In sebaceous adenitis, inflammation and immune responses destroy the glands. Dogs with this problem end up with brittle hair that cracks and falls out, leading to alopecia. Seborrhea and secondary bacterial infections are common.

Sebaceous adenitis is a relatively new recognized disease, first noted in 1986. A Swedish study found it more prevalent in the male dogs it was following.
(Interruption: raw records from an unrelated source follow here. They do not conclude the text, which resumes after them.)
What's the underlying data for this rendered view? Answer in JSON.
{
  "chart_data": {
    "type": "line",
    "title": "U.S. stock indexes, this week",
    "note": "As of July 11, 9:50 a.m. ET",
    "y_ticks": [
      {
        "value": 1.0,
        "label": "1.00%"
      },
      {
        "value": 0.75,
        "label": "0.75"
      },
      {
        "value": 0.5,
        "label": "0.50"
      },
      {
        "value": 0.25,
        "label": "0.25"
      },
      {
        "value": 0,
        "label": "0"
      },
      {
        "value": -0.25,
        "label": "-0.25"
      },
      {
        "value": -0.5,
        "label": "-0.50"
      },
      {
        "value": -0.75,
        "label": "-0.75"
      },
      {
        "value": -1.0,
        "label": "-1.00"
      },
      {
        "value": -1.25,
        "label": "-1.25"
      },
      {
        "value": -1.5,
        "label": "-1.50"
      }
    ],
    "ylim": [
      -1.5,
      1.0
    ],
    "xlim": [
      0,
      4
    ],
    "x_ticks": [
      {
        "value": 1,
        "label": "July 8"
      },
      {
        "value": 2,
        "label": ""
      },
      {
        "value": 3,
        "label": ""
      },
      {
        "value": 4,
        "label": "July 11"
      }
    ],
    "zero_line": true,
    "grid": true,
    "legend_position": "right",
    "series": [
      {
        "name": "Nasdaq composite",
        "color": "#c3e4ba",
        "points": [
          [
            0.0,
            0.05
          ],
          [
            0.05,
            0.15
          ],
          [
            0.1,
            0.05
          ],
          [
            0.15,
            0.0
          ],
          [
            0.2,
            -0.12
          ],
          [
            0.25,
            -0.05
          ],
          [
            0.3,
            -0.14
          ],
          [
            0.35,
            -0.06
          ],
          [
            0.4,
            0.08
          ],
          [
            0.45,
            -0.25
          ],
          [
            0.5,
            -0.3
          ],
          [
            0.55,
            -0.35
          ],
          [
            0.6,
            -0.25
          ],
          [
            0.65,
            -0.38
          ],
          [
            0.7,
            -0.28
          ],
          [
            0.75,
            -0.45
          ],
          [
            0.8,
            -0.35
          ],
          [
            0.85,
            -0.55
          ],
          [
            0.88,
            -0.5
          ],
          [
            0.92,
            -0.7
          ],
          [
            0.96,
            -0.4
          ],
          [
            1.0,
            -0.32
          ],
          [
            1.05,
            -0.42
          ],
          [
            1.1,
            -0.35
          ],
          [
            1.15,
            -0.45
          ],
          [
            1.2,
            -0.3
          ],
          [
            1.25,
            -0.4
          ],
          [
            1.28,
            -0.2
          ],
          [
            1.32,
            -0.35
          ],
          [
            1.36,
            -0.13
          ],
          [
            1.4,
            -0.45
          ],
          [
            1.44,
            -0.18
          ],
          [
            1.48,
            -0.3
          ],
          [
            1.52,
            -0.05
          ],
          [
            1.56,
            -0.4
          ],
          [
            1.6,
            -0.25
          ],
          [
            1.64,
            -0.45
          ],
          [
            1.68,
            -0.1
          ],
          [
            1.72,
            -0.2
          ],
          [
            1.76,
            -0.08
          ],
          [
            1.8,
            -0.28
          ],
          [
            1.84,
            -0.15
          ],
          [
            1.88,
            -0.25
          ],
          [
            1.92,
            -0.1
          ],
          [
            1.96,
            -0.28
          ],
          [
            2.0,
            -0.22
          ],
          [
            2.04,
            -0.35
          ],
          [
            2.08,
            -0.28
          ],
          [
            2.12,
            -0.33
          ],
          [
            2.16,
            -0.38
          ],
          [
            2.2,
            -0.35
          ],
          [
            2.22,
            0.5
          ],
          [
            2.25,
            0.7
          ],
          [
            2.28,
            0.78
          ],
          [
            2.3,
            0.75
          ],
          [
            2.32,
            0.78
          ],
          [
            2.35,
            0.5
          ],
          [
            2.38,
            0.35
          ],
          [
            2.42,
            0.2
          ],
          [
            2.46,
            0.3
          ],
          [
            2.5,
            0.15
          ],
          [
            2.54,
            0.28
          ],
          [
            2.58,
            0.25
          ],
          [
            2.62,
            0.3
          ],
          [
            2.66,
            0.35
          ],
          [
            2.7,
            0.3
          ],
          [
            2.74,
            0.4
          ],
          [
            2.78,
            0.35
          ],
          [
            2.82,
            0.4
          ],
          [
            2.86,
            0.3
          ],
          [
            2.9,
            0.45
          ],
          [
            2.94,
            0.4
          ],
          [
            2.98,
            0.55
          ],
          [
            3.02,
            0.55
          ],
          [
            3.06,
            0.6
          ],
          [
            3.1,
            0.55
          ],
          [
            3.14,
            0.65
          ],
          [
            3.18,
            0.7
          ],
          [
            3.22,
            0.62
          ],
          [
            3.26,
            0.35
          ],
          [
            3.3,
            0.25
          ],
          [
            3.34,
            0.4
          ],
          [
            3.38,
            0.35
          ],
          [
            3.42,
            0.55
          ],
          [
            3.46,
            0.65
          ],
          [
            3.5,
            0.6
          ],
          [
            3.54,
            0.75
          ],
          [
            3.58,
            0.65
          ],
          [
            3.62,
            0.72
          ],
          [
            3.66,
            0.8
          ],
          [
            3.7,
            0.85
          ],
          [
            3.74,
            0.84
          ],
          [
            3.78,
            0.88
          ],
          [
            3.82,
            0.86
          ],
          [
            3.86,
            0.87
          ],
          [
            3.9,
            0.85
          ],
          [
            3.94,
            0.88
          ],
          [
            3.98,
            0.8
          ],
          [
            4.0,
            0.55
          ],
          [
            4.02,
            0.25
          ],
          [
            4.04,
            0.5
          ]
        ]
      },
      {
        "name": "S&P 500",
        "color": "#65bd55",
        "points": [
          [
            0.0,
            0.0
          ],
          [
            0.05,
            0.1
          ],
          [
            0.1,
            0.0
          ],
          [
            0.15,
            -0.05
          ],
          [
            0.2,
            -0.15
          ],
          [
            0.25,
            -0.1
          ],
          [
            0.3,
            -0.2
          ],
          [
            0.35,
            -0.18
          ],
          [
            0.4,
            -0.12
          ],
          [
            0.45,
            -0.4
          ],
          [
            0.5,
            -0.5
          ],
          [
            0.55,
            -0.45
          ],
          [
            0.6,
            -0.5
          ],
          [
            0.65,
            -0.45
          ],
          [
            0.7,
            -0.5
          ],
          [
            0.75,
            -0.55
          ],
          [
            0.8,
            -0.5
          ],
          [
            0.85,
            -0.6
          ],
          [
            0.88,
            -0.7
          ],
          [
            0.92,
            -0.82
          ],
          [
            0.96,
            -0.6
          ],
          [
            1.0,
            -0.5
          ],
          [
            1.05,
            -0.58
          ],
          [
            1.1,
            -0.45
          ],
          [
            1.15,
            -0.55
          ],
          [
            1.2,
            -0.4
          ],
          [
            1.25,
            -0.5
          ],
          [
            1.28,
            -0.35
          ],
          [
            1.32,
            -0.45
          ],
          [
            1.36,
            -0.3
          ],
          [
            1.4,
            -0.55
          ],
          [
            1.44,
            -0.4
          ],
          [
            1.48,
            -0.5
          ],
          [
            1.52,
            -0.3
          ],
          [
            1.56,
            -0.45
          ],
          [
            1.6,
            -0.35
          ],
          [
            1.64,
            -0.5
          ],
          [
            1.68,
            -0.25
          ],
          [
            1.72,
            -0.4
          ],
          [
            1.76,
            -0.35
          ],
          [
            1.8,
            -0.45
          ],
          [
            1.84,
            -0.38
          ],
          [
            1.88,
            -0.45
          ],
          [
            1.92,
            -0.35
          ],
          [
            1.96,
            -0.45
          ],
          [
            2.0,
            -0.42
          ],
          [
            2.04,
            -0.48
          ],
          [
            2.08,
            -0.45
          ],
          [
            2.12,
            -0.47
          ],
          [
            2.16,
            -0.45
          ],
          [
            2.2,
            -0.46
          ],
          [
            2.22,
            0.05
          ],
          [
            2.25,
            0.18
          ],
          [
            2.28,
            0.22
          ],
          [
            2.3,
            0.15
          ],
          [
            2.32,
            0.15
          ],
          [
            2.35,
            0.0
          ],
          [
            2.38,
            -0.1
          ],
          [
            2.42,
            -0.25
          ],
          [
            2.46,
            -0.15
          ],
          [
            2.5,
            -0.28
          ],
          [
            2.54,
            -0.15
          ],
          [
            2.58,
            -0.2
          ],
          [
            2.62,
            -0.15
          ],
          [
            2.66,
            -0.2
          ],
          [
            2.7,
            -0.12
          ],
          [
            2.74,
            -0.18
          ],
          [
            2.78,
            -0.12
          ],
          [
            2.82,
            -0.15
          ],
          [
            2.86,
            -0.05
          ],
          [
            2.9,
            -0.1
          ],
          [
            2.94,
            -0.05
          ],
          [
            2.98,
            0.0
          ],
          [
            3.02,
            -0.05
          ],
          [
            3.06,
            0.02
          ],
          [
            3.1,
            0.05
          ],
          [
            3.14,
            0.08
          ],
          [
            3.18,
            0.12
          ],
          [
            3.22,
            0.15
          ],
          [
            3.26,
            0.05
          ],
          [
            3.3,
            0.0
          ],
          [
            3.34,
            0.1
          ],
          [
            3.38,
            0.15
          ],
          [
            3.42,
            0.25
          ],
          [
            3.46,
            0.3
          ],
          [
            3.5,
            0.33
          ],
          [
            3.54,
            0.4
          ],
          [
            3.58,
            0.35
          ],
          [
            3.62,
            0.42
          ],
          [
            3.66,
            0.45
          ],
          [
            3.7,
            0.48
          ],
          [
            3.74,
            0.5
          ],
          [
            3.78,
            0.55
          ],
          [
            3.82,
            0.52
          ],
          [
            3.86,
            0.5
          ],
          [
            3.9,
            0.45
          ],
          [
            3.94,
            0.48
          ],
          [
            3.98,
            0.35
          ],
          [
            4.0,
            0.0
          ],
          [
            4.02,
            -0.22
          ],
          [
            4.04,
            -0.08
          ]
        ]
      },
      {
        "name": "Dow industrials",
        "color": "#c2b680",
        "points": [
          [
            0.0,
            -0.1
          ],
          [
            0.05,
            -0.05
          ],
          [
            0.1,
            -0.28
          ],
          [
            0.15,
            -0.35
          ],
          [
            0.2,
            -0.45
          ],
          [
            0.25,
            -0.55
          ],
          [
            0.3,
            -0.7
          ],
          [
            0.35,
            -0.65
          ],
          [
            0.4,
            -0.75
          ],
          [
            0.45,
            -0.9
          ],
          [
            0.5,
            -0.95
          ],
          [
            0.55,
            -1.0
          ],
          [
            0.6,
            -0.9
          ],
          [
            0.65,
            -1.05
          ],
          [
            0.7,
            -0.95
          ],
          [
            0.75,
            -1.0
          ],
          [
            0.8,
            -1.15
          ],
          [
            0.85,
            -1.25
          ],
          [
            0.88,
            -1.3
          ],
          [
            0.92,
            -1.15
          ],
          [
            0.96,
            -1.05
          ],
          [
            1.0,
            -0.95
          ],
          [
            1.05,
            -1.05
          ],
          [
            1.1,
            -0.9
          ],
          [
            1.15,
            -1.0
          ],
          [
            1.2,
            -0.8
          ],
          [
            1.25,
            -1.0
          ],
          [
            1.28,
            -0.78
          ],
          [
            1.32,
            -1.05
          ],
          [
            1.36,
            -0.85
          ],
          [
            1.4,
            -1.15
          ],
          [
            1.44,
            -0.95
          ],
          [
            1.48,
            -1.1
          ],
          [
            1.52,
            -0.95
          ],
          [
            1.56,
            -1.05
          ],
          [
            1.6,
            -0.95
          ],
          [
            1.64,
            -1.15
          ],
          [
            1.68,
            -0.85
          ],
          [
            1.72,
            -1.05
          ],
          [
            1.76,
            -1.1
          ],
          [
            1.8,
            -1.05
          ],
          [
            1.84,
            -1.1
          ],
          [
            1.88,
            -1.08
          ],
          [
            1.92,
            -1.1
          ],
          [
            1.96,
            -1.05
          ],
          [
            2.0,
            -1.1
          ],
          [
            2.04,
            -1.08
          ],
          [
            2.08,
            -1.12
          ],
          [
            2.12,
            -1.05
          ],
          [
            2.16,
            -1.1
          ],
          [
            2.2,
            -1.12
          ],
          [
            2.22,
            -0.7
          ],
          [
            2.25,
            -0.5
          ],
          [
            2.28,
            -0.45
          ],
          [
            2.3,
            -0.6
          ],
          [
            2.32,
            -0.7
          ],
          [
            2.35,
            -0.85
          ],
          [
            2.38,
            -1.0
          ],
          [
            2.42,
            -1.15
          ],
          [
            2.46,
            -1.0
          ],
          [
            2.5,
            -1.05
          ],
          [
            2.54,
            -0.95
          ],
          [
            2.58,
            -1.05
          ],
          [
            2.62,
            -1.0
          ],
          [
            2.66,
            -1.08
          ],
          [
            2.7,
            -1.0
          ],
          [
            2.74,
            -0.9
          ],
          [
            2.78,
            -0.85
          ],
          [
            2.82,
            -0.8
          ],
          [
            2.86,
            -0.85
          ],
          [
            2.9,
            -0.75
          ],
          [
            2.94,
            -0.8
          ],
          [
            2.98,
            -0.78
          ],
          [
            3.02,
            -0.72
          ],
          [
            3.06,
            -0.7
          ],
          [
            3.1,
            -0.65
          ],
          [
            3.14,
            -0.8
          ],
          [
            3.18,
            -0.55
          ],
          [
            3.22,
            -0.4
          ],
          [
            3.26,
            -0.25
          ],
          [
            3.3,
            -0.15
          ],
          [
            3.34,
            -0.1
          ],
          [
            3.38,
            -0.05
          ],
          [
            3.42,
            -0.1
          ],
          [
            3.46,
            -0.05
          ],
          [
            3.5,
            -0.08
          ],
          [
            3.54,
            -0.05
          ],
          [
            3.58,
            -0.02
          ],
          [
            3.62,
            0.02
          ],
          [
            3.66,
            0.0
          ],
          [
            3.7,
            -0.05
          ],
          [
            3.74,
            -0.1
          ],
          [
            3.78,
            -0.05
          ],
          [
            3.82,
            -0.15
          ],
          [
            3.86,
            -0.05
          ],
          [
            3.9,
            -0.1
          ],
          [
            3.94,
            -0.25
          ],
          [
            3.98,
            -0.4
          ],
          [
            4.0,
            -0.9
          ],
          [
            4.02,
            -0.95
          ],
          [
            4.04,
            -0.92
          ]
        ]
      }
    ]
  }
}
Causes of Sebaceous Adenitis

Sebaceous adenitis is associated with some chronic conditions such as hypothyroidism, but it can be a primary illness with a genetic predisposition. Akitas and Standard Poodles have autosomal recessive inheritance, which means both sexes can be affected, and a dog must have two copies of the defect to show clinical signs. The Doodle breeds also can be prone to this disease. Other breeds can be affected as well with both long- and short-haired dogs as victims. Young to middle-aged dogs are most commonly diagnosed with this skin problem.

The Diagnosis

An accurate diagnosis requires a skin biopsy since many dermatologic problems can appear similar.

The Institute for Genetic Disease Control in Animals has an open registry for sebaceous adenitis in the Standard Poodle. It requires submitted biopsy results. The Orthopedic Foundation for Animals has a similar listing service. Repeated biopsies are recommended for any dog used for breeding.


Treatment starts with medicated baths. After shampooing, a conditioner is recommended. This will be a lifelong requirement for affected dogs. Oral therapy is generally required as well.

Sebaceous adenitis is not responsive to corticosteroids. Omega fatty acids, systemic retinoids, cyclosporine, vitamin A, tetracycline, and niacinamide have all been used successfully. Some dogs may be able to have dosages decreased over time, but virtually all affected dogs will require some medication continued for life along with the baths.

Any secondary problems, such as pyoderma, will need to be treated as well.

Most dogs respond well to treatment, but it is imperative to continue treatment, so your dog doesn’t relapse.